Die strukturellen Anpassungsprozesse dürften dem Gutachten zufolge andauern und die konjunkturellen Bremsen sich nur langsam lösen. Getragen wird die zaghafte Erholung von einer Belebung des privaten Verbrauchs, der von kräftigen Zuwächsen der real verfügbaren Einkommen getragen wird. Das Anziehen der Konjunktur in wichtigen Absatzmärkten, wie den europäischen Nachbarländern, wird den deutschen Außenhandel stützen. Zusammen mit günstigeren Finanzierungsbedingungen kommt dies den Anlageinvestitionen zugute.

Auf dem Arbeitsmarkt zeigt der wirtschaftliche Stillstand mittlerweile deutlichere Spuren: Die Zahl der Arbeitslosen ist zuletzt weiter leicht gestiegen. Erst im Verlauf des kommenden Jahres, wenn sich die wirtschaftliche Aktivität allmählich erholt, dürfte die Arbeitslosigkeit wieder zurückgehen.

Die Inflationsrate ist im August auf den niedrigsten Stand seit mehr als drei Jahren zurückgegangen und wird im Prognosezeitraum voraussichtlich in der Nähe des Inflationsziels der Europäischen Zentralbank (EZB) von zwei Prozent liegen.

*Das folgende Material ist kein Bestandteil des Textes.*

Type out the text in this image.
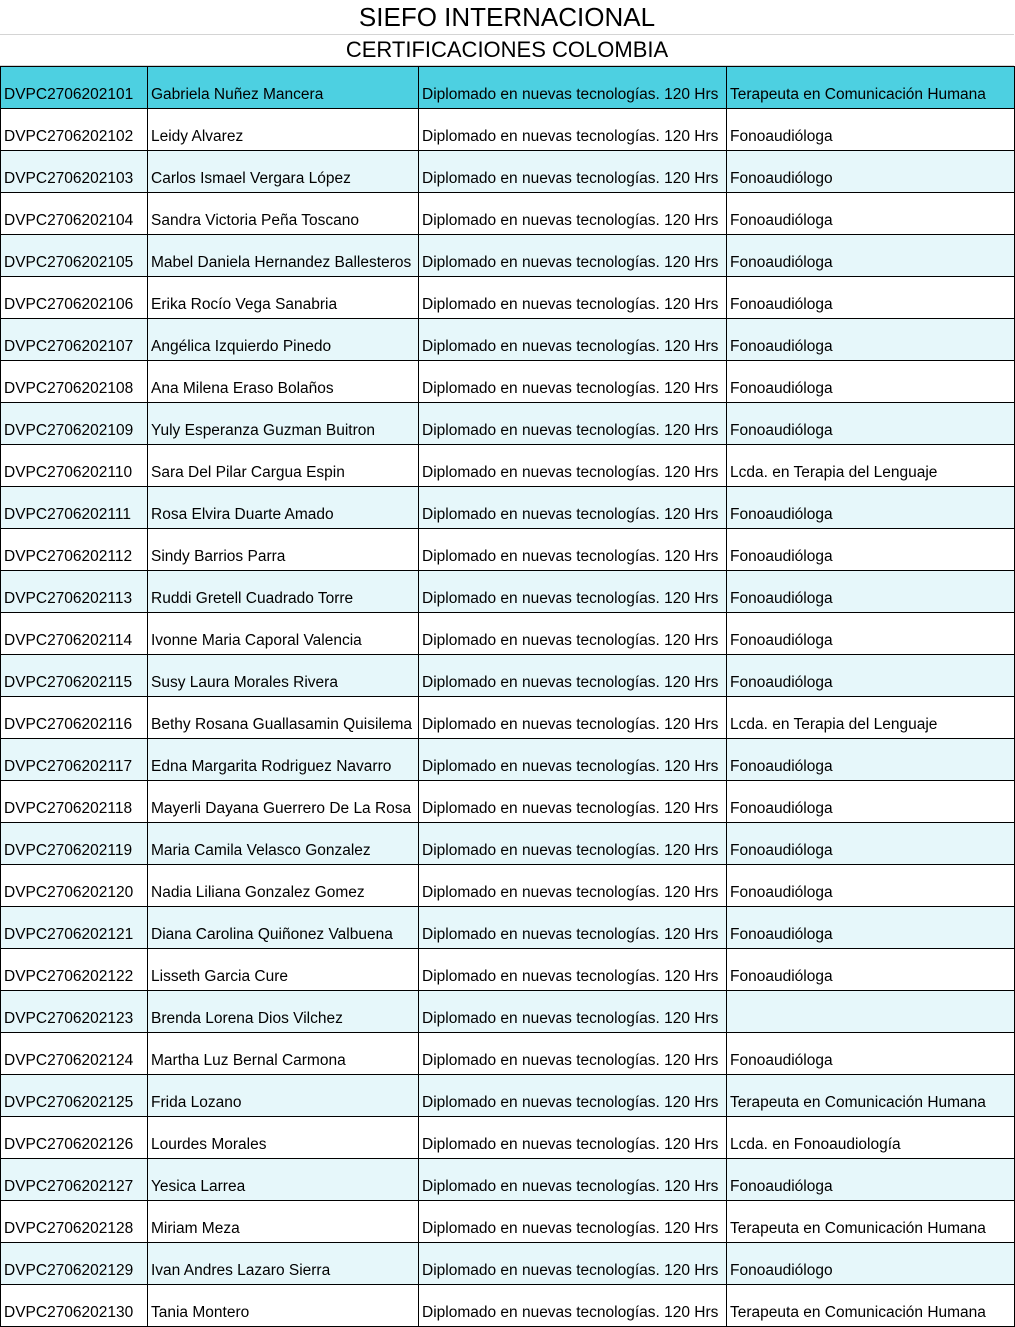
SIEFO INTERNACIONAL
CERTIFICACIONES COLOMBIA
DVPC2706202101	Gabriela Nuñez Mancera	Diplomado en nuevas tecnologías. 120 Hrs	Terapeuta en Comunicación Humana
DVPC2706202102	Leidy Alvarez	Diplomado en nuevas tecnologías. 120 Hrs	Fonoaudióloga
DVPC2706202103	Carlos Ismael Vergara López	Diplomado en nuevas tecnologías. 120 Hrs	Fonoaudiólogo
DVPC2706202104	Sandra Victoria Peña Toscano	Diplomado en nuevas tecnologías. 120 Hrs	Fonoaudióloga
DVPC2706202105	Mabel Daniela Hernandez Ballesteros	Diplomado en nuevas tecnologías. 120 Hrs	Fonoaudióloga
DVPC2706202106	Erika Rocío Vega Sanabria	Diplomado en nuevas tecnologías. 120 Hrs	Fonoaudióloga
DVPC2706202107	Angélica Izquierdo Pinedo	Diplomado en nuevas tecnologías. 120 Hrs	Fonoaudióloga
DVPC2706202108	Ana Milena Eraso Bolaños	Diplomado en nuevas tecnologías. 120 Hrs	Fonoaudióloga
DVPC2706202109	Yuly Esperanza Guzman Buitron	Diplomado en nuevas tecnologías. 120 Hrs	Fonoaudióloga
DVPC2706202110	Sara Del Pilar Cargua Espin	Diplomado en nuevas tecnologías. 120 Hrs	Lcda. en Terapia del Lenguaje
DVPC2706202111	Rosa Elvira Duarte Amado	Diplomado en nuevas tecnologías. 120 Hrs	Fonoaudióloga
DVPC2706202112	Sindy Barrios Parra	Diplomado en nuevas tecnologías. 120 Hrs	Fonoaudióloga
DVPC2706202113	Ruddi Gretell Cuadrado Torre	Diplomado en nuevas tecnologías. 120 Hrs	Fonoaudióloga
DVPC2706202114	Ivonne Maria Caporal Valencia	Diplomado en nuevas tecnologías. 120 Hrs	Fonoaudióloga
DVPC2706202115	Susy Laura Morales Rivera	Diplomado en nuevas tecnologías. 120 Hrs	Fonoaudióloga
DVPC2706202116	Bethy Rosana Guallasamin Quisilema	Diplomado en nuevas tecnologías. 120 Hrs	Lcda. en Terapia del Lenguaje
DVPC2706202117	Edna Margarita Rodriguez Navarro	Diplomado en nuevas tecnologías. 120 Hrs	Fonoaudióloga
DVPC2706202118	Mayerli Dayana Guerrero De La Rosa	Diplomado en nuevas tecnologías. 120 Hrs	Fonoaudióloga
DVPC2706202119	Maria Camila Velasco Gonzalez	Diplomado en nuevas tecnologías. 120 Hrs	Fonoaudióloga
DVPC2706202120	Nadia Liliana Gonzalez Gomez	Diplomado en nuevas tecnologías. 120 Hrs	Fonoaudióloga
DVPC2706202121	Diana Carolina Quiñonez Valbuena	Diplomado en nuevas tecnologías. 120 Hrs	Fonoaudióloga
DVPC2706202122	Lisseth Garcia Cure	Diplomado en nuevas tecnologías. 120 Hrs	Fonoaudióloga
DVPC2706202123	Brenda Lorena Dios Vilchez	Diplomado en nuevas tecnologías. 120 Hrs	
DVPC2706202124	Martha Luz Bernal Carmona	Diplomado en nuevas tecnologías. 120 Hrs	Fonoaudióloga
DVPC2706202125	Frida Lozano	Diplomado en nuevas tecnologías. 120 Hrs	Terapeuta en Comunicación Humana
DVPC2706202126	Lourdes Morales	Diplomado en nuevas tecnologías. 120 Hrs	Lcda. en Fonoaudiología
DVPC2706202127	Yesica Larrea	Diplomado en nuevas tecnologías. 120 Hrs	Fonoaudióloga
DVPC2706202128	Miriam Meza	Diplomado en nuevas tecnologías. 120 Hrs	Terapeuta en Comunicación Humana
DVPC2706202129	Ivan Andres Lazaro Sierra	Diplomado en nuevas tecnologías. 120 Hrs	Fonoaudiólogo
DVPC2706202130	Tania Montero	Diplomado en nuevas tecnologías. 120 Hrs	Terapeuta en Comunicación Humana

Bundesregierung rechnet mit Belebung der Wirtschaft im kommenden Jahr

Die Bundesregierung hat am 09.10.2024 die Herbstprojektion vorgelegt. Demnach rechnet sie mit einer Belebung der Wirtschaft im kommenden Jahr. Diese ist umso stärker, je schneller und besser die Wachstumsinitiative der Bundesregierung umgesetzt wird. In der Herbstprojektion geht die Bundesregierung vor diesem Hintergrund davon aus, dass sich die deutsche Wirtschaftsleistung im laufenden Jahr preisbereinigt um 0,2 Prozent verringert. Zu Jahresbeginn 2025 dürften die Auftriebskräfte im Zuge einer Belebung des privaten Konsums, einer Erholung der Nachfrage nach Industrieerzeugnissen aus dem Ausland und einer Trendwende bei der Investitionstätigkeit dann wieder an Dynamik gewinnen. Hinzu kommen stützende Effekte von den Maßnahmen der Wachstumsinitiative, mit der die Bundesregierung die strukturellen Probleme Deutschlands systematisch angeht: mit einer Stärkung von Investitionsanreizen, einer Erhöhung der Arbeitsanreize für ältere Beschäftigte, Erleichterungen bei der Fachkräftegewinnung aus dem Ausland, Bürokratieabbau, der dauerhaften Senkung der Stromsteuer für die produzierenden Unternehmen und der Verlängerung der Strompreiskompensation für energieintensive Unternehmen. Insgesamt rechnet die Bundesregierung für das Jahr 2025 mit einer Steigerung des realen Bruttoinlandsprodukts um 1,1 Prozent, 2026 dürfte sich der Anstieg auf 1,6 Prozent nochmal verstärken.